Aurélien Barrau
(Dunod, 2016, 96 p. 11,90 €)
« De la vérité dans les sciences », quel vaste et passionnant sujet ! On pourrait l’exprimer sous la forme d’une question, « La vérité existe-t-elle ? ».
Et on pense à Louis Pasteur qui disait de la notion d’infini qu’elle était aussi incompréhensible qu’indispensable. Ne peut-on pas dire la même chose de la notion de vérité ?
D’ailleurs, en introduction, l’auteur, l’astrophysicien Aurélien Barrau, prévient : « Ce petit livre donne peu de réponses, il pose également peu de questions. Il entend seulement plonger le lecteur dans un certain « inconfort » propice à la réflexion ». Cet avertissement a valeur de résumé.
On ne se méfie jamais assez des certitudes.
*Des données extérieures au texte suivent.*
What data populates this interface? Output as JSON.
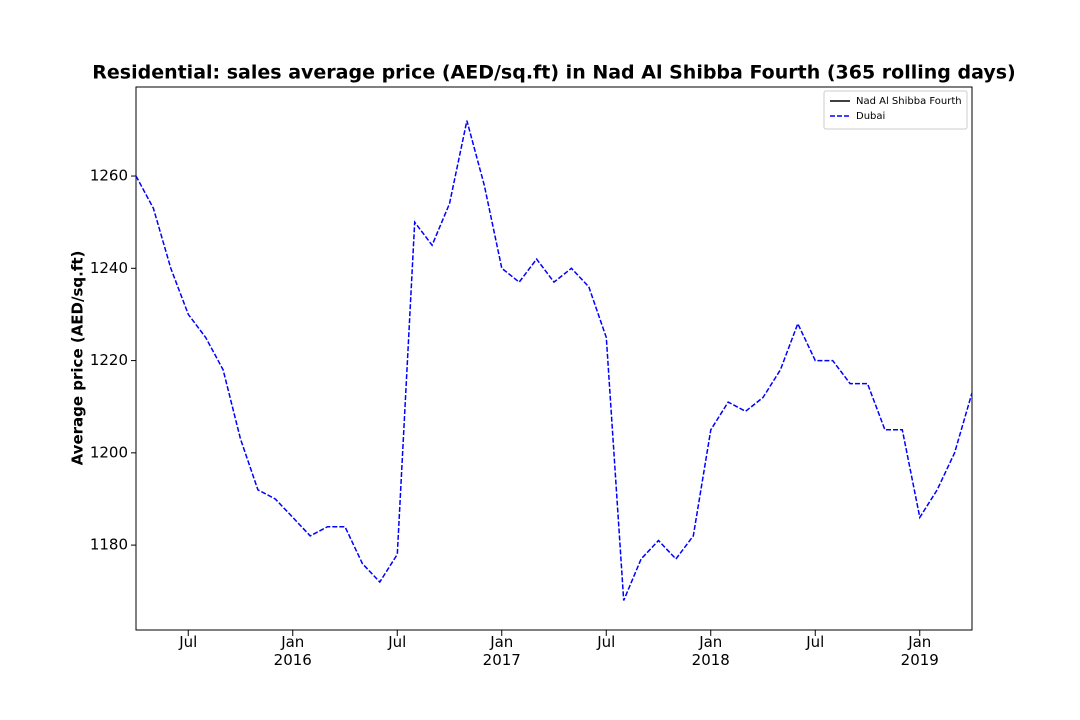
{
  "chart_data": {
    "type": "line",
    "title": "Residential: sales average price (AED/sq.ft) in Nad Al Shibba Fourth (365 rolling days)",
    "y_label": "Average price (AED/sq.ft)",
    "x": [
      "2015-04",
      "2015-05",
      "2015-06",
      "2015-07",
      "2015-08",
      "2015-09",
      "2015-10",
      "2015-11",
      "2015-12",
      "2016-01",
      "2016-02",
      "2016-03",
      "2016-04",
      "2016-05",
      "2016-06",
      "2016-07",
      "2016-08",
      "2016-09",
      "2016-10",
      "2016-11",
      "2016-12",
      "2017-01",
      "2017-02",
      "2017-03",
      "2017-04",
      "2017-05",
      "2017-06",
      "2017-07",
      "2017-08",
      "2017-09",
      "2017-10",
      "2017-11",
      "2017-12",
      "2018-01",
      "2018-02",
      "2018-03",
      "2018-04",
      "2018-05",
      "2018-06",
      "2018-07",
      "2018-08",
      "2018-09",
      "2018-10",
      "2018-11",
      "2018-12",
      "2019-01",
      "2019-02",
      "2019-03",
      "2019-04"
    ],
    "series": [
      {
        "name": "Nad Al Shibba Fourth",
        "color": "#000000",
        "dash": false,
        "values": [
          null,
          null,
          null,
          null,
          null,
          null,
          null,
          null,
          null,
          null,
          null,
          null,
          null,
          null,
          null,
          null,
          null,
          null,
          null,
          null,
          null,
          null,
          null,
          null,
          null,
          null,
          null,
          null,
          null,
          null,
          null,
          null,
          null,
          null,
          null,
          null,
          null,
          null,
          null,
          null,
          null,
          null,
          null,
          null,
          null,
          null,
          null,
          null,
          null
        ]
      },
      {
        "name": "Dubai",
        "color": "#0000ff",
        "dash": true,
        "values": [
          1260,
          1253,
          1240,
          1230,
          1225,
          1218,
          1203,
          1192,
          1190,
          1186,
          1182,
          1184,
          1184,
          1176,
          1172,
          1178,
          1250,
          1245,
          1254,
          1272,
          1258,
          1240,
          1237,
          1242,
          1237,
          1240,
          1236,
          1225,
          1168,
          1177,
          1181,
          1177,
          1182,
          1205,
          1211,
          1209,
          1212,
          1218,
          1228,
          1220,
          1220,
          1215,
          1215,
          1205,
          1205,
          1186,
          1192,
          1200,
          1213
        ]
      }
    ],
    "xlim": [
      "2015-04",
      "2019-04"
    ],
    "xticks": [
      {
        "value": "2015-07",
        "label": "Jul"
      },
      {
        "value": "2016-01",
        "label": "Jan\n2016"
      },
      {
        "value": "2016-07",
        "label": "Jul"
      },
      {
        "value": "2017-01",
        "label": "Jan\n2017"
      },
      {
        "value": "2017-07",
        "label": "Jul"
      },
      {
        "value": "2018-01",
        "label": "Jan\n2018"
      },
      {
        "value": "2018-07",
        "label": "Jul"
      },
      {
        "value": "2019-01",
        "label": "Jan\n2019"
      }
    ],
    "ylim": [
      1161.6,
      1279.3
    ],
    "yticks": [
      1180,
      1200,
      1220,
      1240,
      1260
    ],
    "grid": false,
    "legend": "upper right"
  }
}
Ni du confort que les certitudes procurent.
Aurélien Barrau plaide, milite même, pour une certaine forme de relativisme, pour un relativisme éclairé pourrait-on dire. Il n’y a pas de science sans conviction, pas de science sans la conviction que certaines hypothèses sont plus vraies que d’autres. Toutes les hypothèses, toutes les opinions ne se valent pas, bien sûr ! Car si tout se vaut, rien ne vaut. Pour autant il n’y a pas non plus de science, et c’est là l’essentiel, sans le doute, sans la remise en question de ce qui pourtant semble vrai, de ce qui pourtant a toujours semblé vrai. D’où cet appel, d’où cet engagement même, pour une certaine forme et un certain degré de relativisme.
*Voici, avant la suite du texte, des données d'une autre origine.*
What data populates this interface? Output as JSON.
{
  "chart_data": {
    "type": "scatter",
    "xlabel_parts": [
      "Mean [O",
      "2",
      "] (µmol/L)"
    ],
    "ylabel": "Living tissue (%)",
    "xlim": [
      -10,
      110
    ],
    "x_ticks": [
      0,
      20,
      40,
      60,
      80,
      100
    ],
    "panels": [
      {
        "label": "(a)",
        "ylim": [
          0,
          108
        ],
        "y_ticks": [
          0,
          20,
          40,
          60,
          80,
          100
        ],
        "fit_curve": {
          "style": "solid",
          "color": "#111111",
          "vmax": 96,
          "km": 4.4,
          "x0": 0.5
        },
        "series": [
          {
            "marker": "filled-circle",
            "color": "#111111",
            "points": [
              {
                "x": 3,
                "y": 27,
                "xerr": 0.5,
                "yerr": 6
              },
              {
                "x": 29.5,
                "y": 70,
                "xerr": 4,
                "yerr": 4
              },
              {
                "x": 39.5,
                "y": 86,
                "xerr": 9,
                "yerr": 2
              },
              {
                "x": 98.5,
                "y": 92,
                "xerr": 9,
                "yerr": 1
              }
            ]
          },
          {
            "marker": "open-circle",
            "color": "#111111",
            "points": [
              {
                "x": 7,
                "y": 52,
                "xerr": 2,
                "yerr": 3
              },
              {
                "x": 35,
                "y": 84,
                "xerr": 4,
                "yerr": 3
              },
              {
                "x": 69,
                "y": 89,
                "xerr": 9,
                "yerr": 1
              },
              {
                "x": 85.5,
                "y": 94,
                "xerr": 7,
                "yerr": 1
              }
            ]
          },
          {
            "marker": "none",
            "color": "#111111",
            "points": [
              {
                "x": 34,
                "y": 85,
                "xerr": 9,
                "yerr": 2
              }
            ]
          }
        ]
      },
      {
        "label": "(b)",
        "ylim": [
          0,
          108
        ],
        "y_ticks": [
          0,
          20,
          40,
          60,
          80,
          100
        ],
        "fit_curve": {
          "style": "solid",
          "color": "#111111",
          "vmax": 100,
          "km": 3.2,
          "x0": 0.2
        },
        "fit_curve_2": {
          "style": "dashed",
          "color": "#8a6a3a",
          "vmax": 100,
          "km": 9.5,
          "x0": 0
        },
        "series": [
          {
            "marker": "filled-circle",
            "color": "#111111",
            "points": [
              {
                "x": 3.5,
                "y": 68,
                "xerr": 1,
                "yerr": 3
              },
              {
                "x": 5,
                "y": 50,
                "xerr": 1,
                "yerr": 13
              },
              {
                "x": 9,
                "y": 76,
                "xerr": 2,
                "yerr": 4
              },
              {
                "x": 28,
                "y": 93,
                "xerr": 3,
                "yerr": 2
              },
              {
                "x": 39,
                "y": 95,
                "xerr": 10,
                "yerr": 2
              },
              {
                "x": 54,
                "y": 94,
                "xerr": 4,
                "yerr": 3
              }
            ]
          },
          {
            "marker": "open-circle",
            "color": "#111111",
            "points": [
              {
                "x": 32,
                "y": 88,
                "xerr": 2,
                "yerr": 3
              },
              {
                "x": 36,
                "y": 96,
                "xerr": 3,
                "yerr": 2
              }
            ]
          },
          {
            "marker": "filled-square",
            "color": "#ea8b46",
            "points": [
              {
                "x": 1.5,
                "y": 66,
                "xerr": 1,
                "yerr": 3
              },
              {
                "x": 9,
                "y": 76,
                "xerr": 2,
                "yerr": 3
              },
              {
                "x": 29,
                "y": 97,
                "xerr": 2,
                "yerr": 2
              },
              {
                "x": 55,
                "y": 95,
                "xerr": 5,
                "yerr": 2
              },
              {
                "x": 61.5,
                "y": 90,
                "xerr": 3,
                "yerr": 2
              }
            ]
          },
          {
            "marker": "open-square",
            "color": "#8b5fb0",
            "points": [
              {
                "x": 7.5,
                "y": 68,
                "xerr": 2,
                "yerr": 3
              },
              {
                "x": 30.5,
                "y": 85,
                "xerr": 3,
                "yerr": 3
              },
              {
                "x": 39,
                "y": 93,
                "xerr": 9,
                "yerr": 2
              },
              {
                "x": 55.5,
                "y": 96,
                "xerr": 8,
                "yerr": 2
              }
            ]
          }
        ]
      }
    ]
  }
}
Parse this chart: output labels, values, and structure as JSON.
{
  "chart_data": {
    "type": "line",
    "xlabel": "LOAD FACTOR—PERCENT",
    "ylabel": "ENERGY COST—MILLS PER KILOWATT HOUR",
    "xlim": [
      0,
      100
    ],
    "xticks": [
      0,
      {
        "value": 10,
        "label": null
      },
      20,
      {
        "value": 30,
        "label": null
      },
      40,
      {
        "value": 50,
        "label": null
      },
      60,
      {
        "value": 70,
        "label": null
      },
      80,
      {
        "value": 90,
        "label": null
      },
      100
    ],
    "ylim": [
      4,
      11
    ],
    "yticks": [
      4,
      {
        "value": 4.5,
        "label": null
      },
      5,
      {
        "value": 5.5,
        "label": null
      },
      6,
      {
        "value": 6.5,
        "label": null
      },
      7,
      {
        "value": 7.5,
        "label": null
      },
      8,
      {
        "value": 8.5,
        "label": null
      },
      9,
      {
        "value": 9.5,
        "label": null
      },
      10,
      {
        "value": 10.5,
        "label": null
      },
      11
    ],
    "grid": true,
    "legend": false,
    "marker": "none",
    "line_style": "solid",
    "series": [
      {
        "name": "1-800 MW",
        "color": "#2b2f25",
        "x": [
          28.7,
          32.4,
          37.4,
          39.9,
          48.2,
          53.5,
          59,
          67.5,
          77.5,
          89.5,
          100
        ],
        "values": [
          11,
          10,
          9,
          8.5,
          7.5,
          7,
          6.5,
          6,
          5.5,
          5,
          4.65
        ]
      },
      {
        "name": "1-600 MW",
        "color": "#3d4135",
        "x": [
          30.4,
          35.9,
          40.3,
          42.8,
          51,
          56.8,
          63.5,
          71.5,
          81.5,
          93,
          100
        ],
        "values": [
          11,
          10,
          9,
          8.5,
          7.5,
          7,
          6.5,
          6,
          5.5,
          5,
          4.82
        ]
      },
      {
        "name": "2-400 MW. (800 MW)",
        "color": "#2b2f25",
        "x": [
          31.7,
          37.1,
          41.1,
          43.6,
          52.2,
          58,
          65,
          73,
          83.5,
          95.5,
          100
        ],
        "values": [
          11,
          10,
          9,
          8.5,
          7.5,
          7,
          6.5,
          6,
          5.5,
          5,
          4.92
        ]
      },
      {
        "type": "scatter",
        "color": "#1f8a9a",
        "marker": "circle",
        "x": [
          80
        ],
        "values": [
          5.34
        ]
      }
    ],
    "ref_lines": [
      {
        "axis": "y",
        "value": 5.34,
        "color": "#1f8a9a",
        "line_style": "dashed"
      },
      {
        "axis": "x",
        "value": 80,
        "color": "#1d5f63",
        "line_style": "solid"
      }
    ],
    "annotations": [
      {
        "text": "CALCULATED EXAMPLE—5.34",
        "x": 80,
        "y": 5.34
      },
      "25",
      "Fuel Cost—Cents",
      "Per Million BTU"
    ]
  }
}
Astrophysicien s’interrogeant sur ce qu’il y avait avant le Big Bang (Big Bang et au-delà, Aurélien Barrau, Dunod), il mentionne qu’il est désormais convenu de s’interroger sur l’univers : est-il unique ou multiple ? est-il univers où « multivers » ? un au milieu d’une infinité d’autres ?
Philosophe, il s’interroge, à la suite du philosophe analytique américain Nelson Goodman, sur les différentes manières de faire des mondes, irréductibles les uns aux autres, au gré des différentes activités créatrices humaines, monde de la physique quantique, monde de la musique, monde des contes de fées, monde de la poésie, et bien d’autres. Univers multiples, mondes multiples, ces exemples montrent le degré d’inconfort, d' »intranquillité » auquel il convie son lecteur.
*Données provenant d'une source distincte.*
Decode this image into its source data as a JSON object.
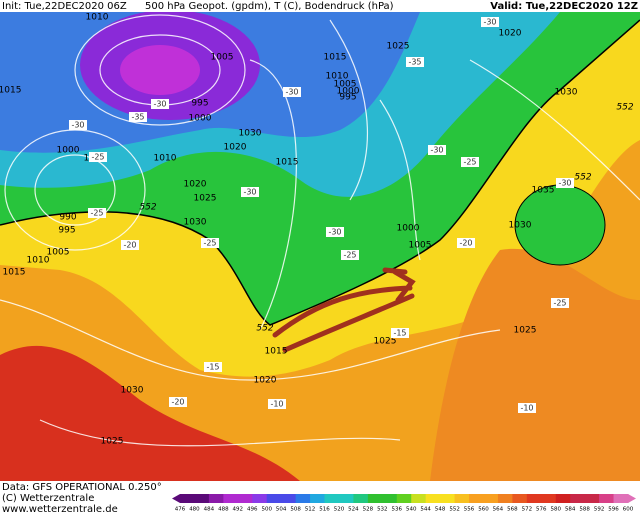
{
  "header": {
    "init": "Init: Tue,22DEC2020 06Z",
    "title": "500 hPa Geopot. (gpdm), T (C), Bodendruck (hPa)",
    "valid": "Valid: Tue,22DEC2020 12Z"
  },
  "footer": {
    "source": "Data: GFS OPERATIONAL 0.250°",
    "copyright": "(C) Wetterzentrale",
    "url": "www.wetterzentrale.de"
  },
  "legend": {
    "labels": [
      "476",
      "480",
      "484",
      "488",
      "492",
      "496",
      "500",
      "504",
      "508",
      "512",
      "516",
      "520",
      "524",
      "528",
      "532",
      "536",
      "540",
      "544",
      "548",
      "552",
      "556",
      "560",
      "564",
      "568",
      "572",
      "576",
      "580",
      "584",
      "588",
      "592",
      "596",
      "600"
    ]
  },
  "map": {
    "isobars": [
      "1010",
      "1005",
      "995",
      "1000",
      "1030",
      "1020",
      "1025",
      "1015",
      "1010",
      "1005",
      "1000",
      "995",
      "1015",
      "1020",
      "1025",
      "1030",
      "1010",
      "1010",
      "1000",
      "990",
      "995",
      "1005",
      "1010",
      "1015",
      "1000",
      "1005",
      "1030",
      "1035",
      "1030",
      "1025",
      "1025",
      "1015",
      "1020",
      "1030",
      "1025",
      "1020",
      "1015"
    ],
    "temperatures": [
      "-30",
      "-35",
      "-30",
      "-25",
      "-25",
      "-20",
      "-25",
      "-30",
      "-30",
      "-35",
      "-30",
      "-30",
      "-25",
      "-30",
      "-25",
      "-20",
      "-30",
      "-25",
      "-15",
      "-15",
      "-20",
      "-10",
      "-10"
    ],
    "heights": [
      "552",
      "552",
      "552",
      "552"
    ]
  }
}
« Penser en scientifique, écrit-il, c’est d’abord accepter de se laisser surprendre, c’est vouloir penser au-delà de nos fantasmes et de nos croyances ».
Et sur la vérité : « Cherchons la Vérité. Naturellement ! Qui pourrait s’y opposer ? Mais est-il un concept plus équivoque que celui de vérité ? ». « Soyons sérieux avec la vérité : rien ne serait pire que de l’appeler, à la manière d’une prière, sans comprendre les difficultés et les subtilités qui lui sont associées. » Et aussi : « [La vérité] encadre, elle limite. Elle fixe la ligne de démarcation entre le possible et l’interdit non négociable […] Pourtant, et c’est là tout le paradoxe, elle constitue elle-même une part de la construction. Elle est à la fois frontière de l’édifice et partie de celui-ci ». « Plus qu’un devoir, la vérité est une méthode. La contrainte de vérité n’est pas optionnelle ».
La vérité dans la Grèce archaïque, rappelle-t-il, n’était pas opposée au mensonge mais à l’oubli. Il y a là une observation essentielle. Car lorsque la vérité est croyance, que la réfuter est donc impossible, il reste le danger de la négligence et de la tiédeur à son égard.
Le propos d’Aurélien Barrau va, comme on le voit, bien au-delà de la science. Il y est question à plusieurs reprises de la violence, violence de la vérité érigée en source de diktats, violence de la radicalité soit d’un scientisme naïf soit d’un obscurantisme nocif. Violence de l’exclusion lorsqu’on tente d’établir une frontière entre science et non-science. Toutes les guerres n’ont-elles pas été menées, ne sont-elles pas toutes menées, au nom de l’idée que chaque camp se fait de la vérité ?
En guise de conclusion, pour mettre une note finale à l’inconfort du lecteur, et lui donner envie d’en savoir plus en lisant ce livre passionnant, cette définition, citée par Aurélien Barrau, de la vérité par Nietzsche : « La vérité est une sorte d’erreur, faute de laquelle une certaine espèce d’êtres vivants ne pourraient vivre ».